What I do is score how untrustworthy I consider each player in game to be. When they make an unusual request that I wouldn’t expect from a normal player, or perhaps move in an unconventional way (such as no-clipping) then I increase their score by some amount depending on how odd the action was. If it reaches a certain threshold, kick them. It’s also worth noting that this score should decrease over time since occasional offenses could imply something other than exploiting.
In the interests of this topic it’s a good way to deal with no clippers. Players can get stuck inside parts, flung out of a map or other unusual physics quirks, these can potentially throw false positives in terms of no-clipping and most methods may mean you kick this player despite them not doing anything wrong intentionally.
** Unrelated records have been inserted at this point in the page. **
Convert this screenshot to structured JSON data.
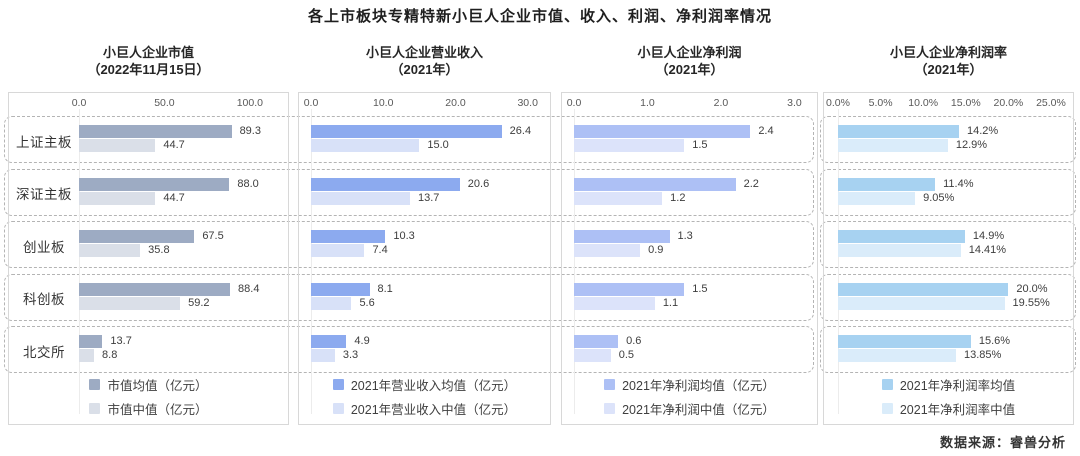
{
  "chart_data": {
    "type": "bar",
    "orientation": "horizontal",
    "title": "各上市板块专精特新小巨人企业市值、收入、利润、净利润率情况",
    "source": "数据来源：睿兽分析",
    "legend_position": "bottom",
    "grid": false,
    "categories": [
      "上证主板",
      "深证主板",
      "创业板",
      "科创板",
      "北交所"
    ],
    "panels": [
      {
        "title": "小巨人企业市值",
        "subtitle": "（2022年11月15日）",
        "axis_ticks": [
          "0.0",
          "50.0",
          "100.0"
        ],
        "axis_max": 100,
        "series": [
          {
            "name": "市值均值（亿元）",
            "color": "#9dabc3",
            "values": [
              89.3,
              88.0,
              67.5,
              88.4,
              13.7
            ],
            "labels": [
              "89.3",
              "88.0",
              "67.5",
              "88.4",
              "13.7"
            ]
          },
          {
            "name": "市值中值（亿元）",
            "color": "#dadfe8",
            "values": [
              44.7,
              44.7,
              35.8,
              59.2,
              8.8
            ],
            "labels": [
              "44.7",
              "44.7",
              "35.8",
              "59.2",
              "8.8"
            ]
          }
        ]
      },
      {
        "title": "小巨人企业营业收入",
        "subtitle": "（2021年）",
        "axis_ticks": [
          "0.0",
          "10.0",
          "20.0",
          "30.0"
        ],
        "axis_max": 30,
        "series": [
          {
            "name": "2021年营业收入均值（亿元）",
            "color": "#8caaef",
            "values": [
              26.4,
              20.6,
              10.3,
              8.1,
              4.9
            ],
            "labels": [
              "26.4",
              "20.6",
              "10.3",
              "8.1",
              "4.9"
            ]
          },
          {
            "name": "2021年营业收入中值（亿元）",
            "color": "#d8e1f8",
            "values": [
              15.0,
              13.7,
              7.4,
              5.6,
              3.3
            ],
            "labels": [
              "15.0",
              "13.7",
              "7.4",
              "5.6",
              "3.3"
            ]
          }
        ]
      },
      {
        "title": "小巨人企业净利润",
        "subtitle": "（2021年）",
        "axis_ticks": [
          "0.0",
          "1.0",
          "2.0",
          "3.0"
        ],
        "axis_max": 3,
        "series": [
          {
            "name": "2021年净利润均值（亿元）",
            "color": "#adc0f5",
            "values": [
              2.4,
              2.2,
              1.3,
              1.5,
              0.6
            ],
            "labels": [
              "2.4",
              "2.2",
              "1.3",
              "1.5",
              "0.6"
            ]
          },
          {
            "name": "2021年净利润中值（亿元）",
            "color": "#dce3fa",
            "values": [
              1.5,
              1.2,
              0.9,
              1.1,
              0.5
            ],
            "labels": [
              "1.5",
              "1.2",
              "0.9",
              "1.1",
              "0.5"
            ]
          }
        ]
      },
      {
        "title": "小巨人企业净利润率",
        "subtitle": "（2021年）",
        "axis_ticks": [
          "0.0%",
          "5.0%",
          "10.0%",
          "15.0%",
          "20.0%",
          "25.0%"
        ],
        "axis_max": 25,
        "series": [
          {
            "name": "2021年净利润率均值",
            "color": "#a7d2f1",
            "values": [
              14.2,
              11.4,
              14.9,
              20.0,
              15.6
            ],
            "labels": [
              "14.2%",
              "11.4%",
              "14.9%",
              "20.0%",
              "15.6%"
            ]
          },
          {
            "name": "2021年净利润率中值",
            "color": "#daecfa",
            "values": [
              12.9,
              9.05,
              14.41,
              19.55,
              13.85
            ],
            "labels": [
              "12.9%",
              "9.05%",
              "14.41%",
              "19.55%",
              "13.85%"
            ]
          }
        ]
      }
    ]
  },
  "colors": {
    "panel_border": "#d8d8d8",
    "band_border": "#b4b4b4",
    "axis_text": "#595959",
    "value_text": "#3d3d3d"
  }
}
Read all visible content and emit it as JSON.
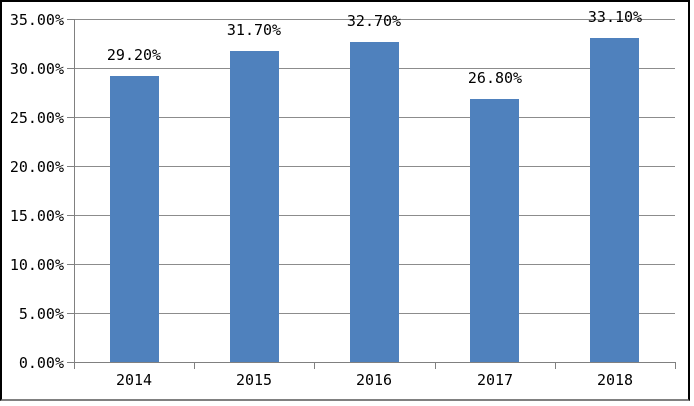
{
  "chart_data": {
    "type": "bar",
    "title": "",
    "xlabel": "",
    "ylabel": "",
    "categories": [
      "2014",
      "2015",
      "2016",
      "2017",
      "2018"
    ],
    "values": [
      29.2,
      31.7,
      32.7,
      26.8,
      33.1
    ],
    "value_labels": [
      "29.20%",
      "31.70%",
      "32.70%",
      "26.80%",
      "33.10%"
    ],
    "ylim": [
      0,
      35
    ],
    "y_ticks": [
      0,
      5,
      10,
      15,
      20,
      25,
      30,
      35
    ],
    "y_tick_labels": [
      "0.00%",
      "5.00%",
      "10.00%",
      "15.00%",
      "20.00%",
      "25.00%",
      "30.00%",
      "35.00%"
    ],
    "grid": true,
    "legend": false,
    "bar_color": "#4F81BD",
    "gridline_color": "#8c8c8c",
    "axis_color": "#808080",
    "frame_border_color": "#000000",
    "frame_bottom_color": "#808080",
    "text_color": "#000000",
    "background_color": "#ffffff"
  }
}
Instead, you can bump up the score when you believe the player is no clipping and if they keep doing it they’ll eventually be kicked after reaching the threshold.
I believe this is actually what Phantom Forces does. If you fly around or run around too fast, the server temporarily prevents you from dealing any damage for some time. If you persist, the game will kick you at about 1-2 min in. This seems to work pretty well as (at least I) have only run into 1-3 exploiters ever in PF. It’s also a practice that can piss off the exploiter as they run around thinking they’re dealing damage lol.
if i put anti-exploit code inside one of roblox’s default core roblox scripts, if exploiters try to disable a core script doesn’t that just break their character? i mean, even if they disable an anti-exploit they’d just break their own game, and if that’s true, why would i need other scripts checking for the enabled/disabled state of the core roblox localscript?
Technically, by editing the core scripts, you are exploiting, and can be banned
(Unless you mean by forking the default character movement scripts and adding something at the bottom)
Ok I have a solution for this, but I’ll bring up a part of it
So, Imagine it like this…
Add a part to the character.
This Part will be named “TriggerNoclip”
The Part will be sized to 0.001,0.001,0.001
CanTouch will be enabled and CanCollide will be disabled
Transparency will be 1 and Anchored will be disabled
This Part will need to follow the Root Part, so this is your choice.
You could use welds(Which I think exploiters have access to) or anchor the part and set its cframe to the root part’s cframe each time when the player moves.
From here, you probably know what to do.
Edit: Also if you’re confused, I’ll send a roblox place file for it
The best way to detect noclip is in my opinion raycast. It’s a pretty simple,and effective way. If you scripted everything correctly there should also be no false detections.